La Fundación Vicente Marín nos ha abierto hoy sus puertas, y hemos podido conocer de primera mano la historia de Vicente, el legado que el conde le dejó y todo el patrimonio que hoy transforma Bretún en territorio de memoria, arte y legado de una vida compartida.
La Fundación Vicente Marín abrió sus puertas al público en junio de 2016. Desde entonces ha pasado por momentos mejores y peores, pero el empeño constante de Vicente por sacar adelante su proyecto ha hecho que hoy Bretún pueda presumir de albergar cientos de auténticas obras de arte.
“Yo prefiero pasar penurias antes que vender nada, quiero que la gente lo pueda disfrutar”, nos ha revelado al preguntarle sobre el motivo detrás de su empeño.
Y se entiende en cuanto se cruza la puerta. Lejos de la idea de ‘museo corriente’, la Fundación se siente como una casa habitada, viva, donde cada objeto parece transmitir su propia historia. Vicente, por su parte, no recibe como un guía, sino como alguien que te abre literalmente las puertas a su mundo de par en par.
El año pasado pasaron por aquí más de 1.500 visitantes, y todos recorrieron una colección difícil de asimilar en una sola visita: obras de Sorolla, Murillo, César Manrique, Peter van Lint o Francisco Álvarez Sotomayor entre otros, conviven con joyas, objetos de lujo, más de seis mil libros, vajillas aristocráticas y muebles de la dinastía Ming, entre muchas otras piezas.
En el origen de todo está la figura del Conde de Atarés, Grande de España, un título de gran peso dentro de la nobleza aragonesa.
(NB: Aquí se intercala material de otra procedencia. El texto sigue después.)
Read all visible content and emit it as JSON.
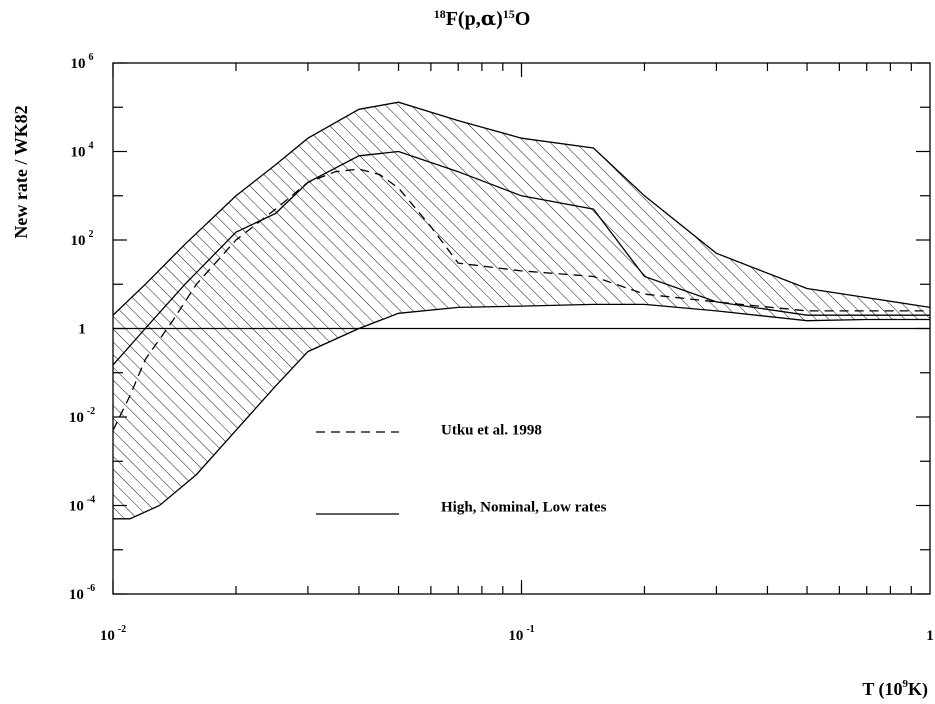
{
  "chart_data": {
    "type": "line",
    "title": {
      "pre_sup": "18",
      "main": "F(p,",
      "alpha": "α",
      "close": ")",
      "post_sup": "15",
      "end": "O"
    },
    "xlabel": {
      "pre": "T (10",
      "sup": "9",
      "post": "K)"
    },
    "ylabel": "New rate / WK82",
    "xscale": "log",
    "yscale": "log",
    "xlim": [
      0.01,
      1
    ],
    "ylim": [
      1e-06,
      1000000.0
    ],
    "x_ticks": [
      {
        "base": "10",
        "exp": "-2"
      },
      {
        "base": "10",
        "exp": "-1"
      },
      {
        "base": "1",
        "exp": ""
      }
    ],
    "y_ticks": [
      {
        "base": "10",
        "exp": "6"
      },
      {
        "base": "10",
        "exp": "4"
      },
      {
        "base": "10",
        "exp": "2"
      },
      {
        "base": "1",
        "exp": ""
      },
      {
        "base": "10",
        "exp": "-2"
      },
      {
        "base": "10",
        "exp": "-4"
      },
      {
        "base": "10",
        "exp": "-6"
      }
    ],
    "reference_line": {
      "y": 1
    },
    "band": {
      "fill": "hatched",
      "upper": "High",
      "lower": "Low"
    },
    "series": [
      {
        "name": "High",
        "style": "solid",
        "x": [
          0.01,
          0.012,
          0.015,
          0.02,
          0.025,
          0.03,
          0.04,
          0.05,
          0.07,
          0.1,
          0.15,
          0.2,
          0.3,
          0.5,
          0.7,
          1.0
        ],
        "y": [
          2.0,
          10,
          80,
          1000,
          5000,
          20000,
          90000,
          130000,
          50000,
          20000,
          12000,
          1000,
          50,
          8,
          5,
          3
        ]
      },
      {
        "name": "Nominal",
        "style": "solid",
        "x": [
          0.01,
          0.012,
          0.015,
          0.02,
          0.025,
          0.03,
          0.04,
          0.05,
          0.07,
          0.1,
          0.15,
          0.2,
          0.3,
          0.5,
          0.7,
          1.0
        ],
        "y": [
          0.15,
          1.0,
          10,
          150,
          400,
          2000,
          8000,
          10000,
          3500,
          1000,
          500,
          15,
          4,
          2,
          2,
          2
        ]
      },
      {
        "name": "Low",
        "style": "solid",
        "x": [
          0.01,
          0.011,
          0.013,
          0.016,
          0.02,
          0.025,
          0.03,
          0.04,
          0.05,
          0.07,
          0.1,
          0.15,
          0.2,
          0.3,
          0.5,
          0.7,
          1.0
        ],
        "y": [
          5e-05,
          5e-05,
          0.0001,
          0.0005,
          0.005,
          0.05,
          0.3,
          1.0,
          2.2,
          3.0,
          3.2,
          3.5,
          3.5,
          2.5,
          1.5,
          1.6,
          1.6
        ]
      },
      {
        "name": "Utku et al. 1998",
        "style": "dashed",
        "x": [
          0.01,
          0.011,
          0.012,
          0.014,
          0.016,
          0.02,
          0.025,
          0.03,
          0.035,
          0.04,
          0.045,
          0.05,
          0.06,
          0.07,
          0.1,
          0.15,
          0.2,
          0.3,
          0.5,
          1.0
        ],
        "y": [
          0.005,
          0.03,
          0.2,
          1.5,
          10,
          100,
          500,
          2000,
          3500,
          4000,
          3000,
          1500,
          200,
          30,
          20,
          15,
          6,
          4,
          2.5,
          2.5
        ]
      }
    ],
    "legend": {
      "placement": "center",
      "entries": [
        {
          "label": "Utku et al. 1998",
          "style": "dashed"
        },
        {
          "label": "High, Nominal, Low rates",
          "style": "solid"
        }
      ]
    },
    "grid": false
  }
}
La llave simbólica y su traje forman parte de la colección, casi como si su presencia siguiera aquí.
A partir de su legado, sumado a las propias adquisiciones de Vicente Marín, se ha ido construyendo esta colección que él mismo resume sin artificios: “Está todo junto, lo mío y lo del conde”.
Lo que más llama la atención al caminar por las sala del museo de la sede, del principal, del de la casa o de la biblioteca, es que aquí nada está ordenado por jerarquías económicas. No hay una distancia entre lo valioso y lo cotidiano. Conviven sin distinción ninguna las figuritas de roscón de Reyes que ambos coleccionaban con joyas de enorme valor, como si el criterio no fuera el precio, sino lo que significa cada uno de los objetos.
Un ejemplo claro es el retrato del rey Luis I de España, obra de Miguel Ángel Houasse, reclamado en varias ocasiones por el Museo del Prado. Vicente lo dice sin dudar: no quiere que salga de Tierras Altas. Lo mismo ocurre con los doce apóstoles de Salzillo, reclamados en su día por 66 millones de pesetas.
Entre las estanterías de la biblioteca también se siente esa mezcla de cuidado, pero con cierto sentimiento de pérdida. Parte de los libros fueron sacados de allí de mala manera debido a la intervención del llamado ‘conde asesino’, el sobrino nieto del Conde de Atarés que heredó el título tras la muerte de Miguel López de Tuesta. Su envidia y ambición, que dieron fin a su vida pronto, llevándose consigo a su mujer y a una amiga de ella, hicieron que tras conocer que él era el dueño de la colección se llevara un gran número de ejemplares para sacarlos a subasta.
Mientras Vicente lo cuenta, no suena como un episodio o una etapa cerrada, sino como algo que todavía pesa tanto en el lugar como en su memoria.
La Fundación, tal y como se ve hoy, nace precisamente de esa necesidad de preservar. Lo que queda no es solo una colección de objetos valiosos, sino una historia hecha de memoria y de una vida compartida entre Vicente y Miguel. Y mientras se recorre, la sensación es clara: cada sala es un fragmento de algo que sigue vivo, sostenido por alguien que ha decidido que nada de esto salga nunca de Bretún.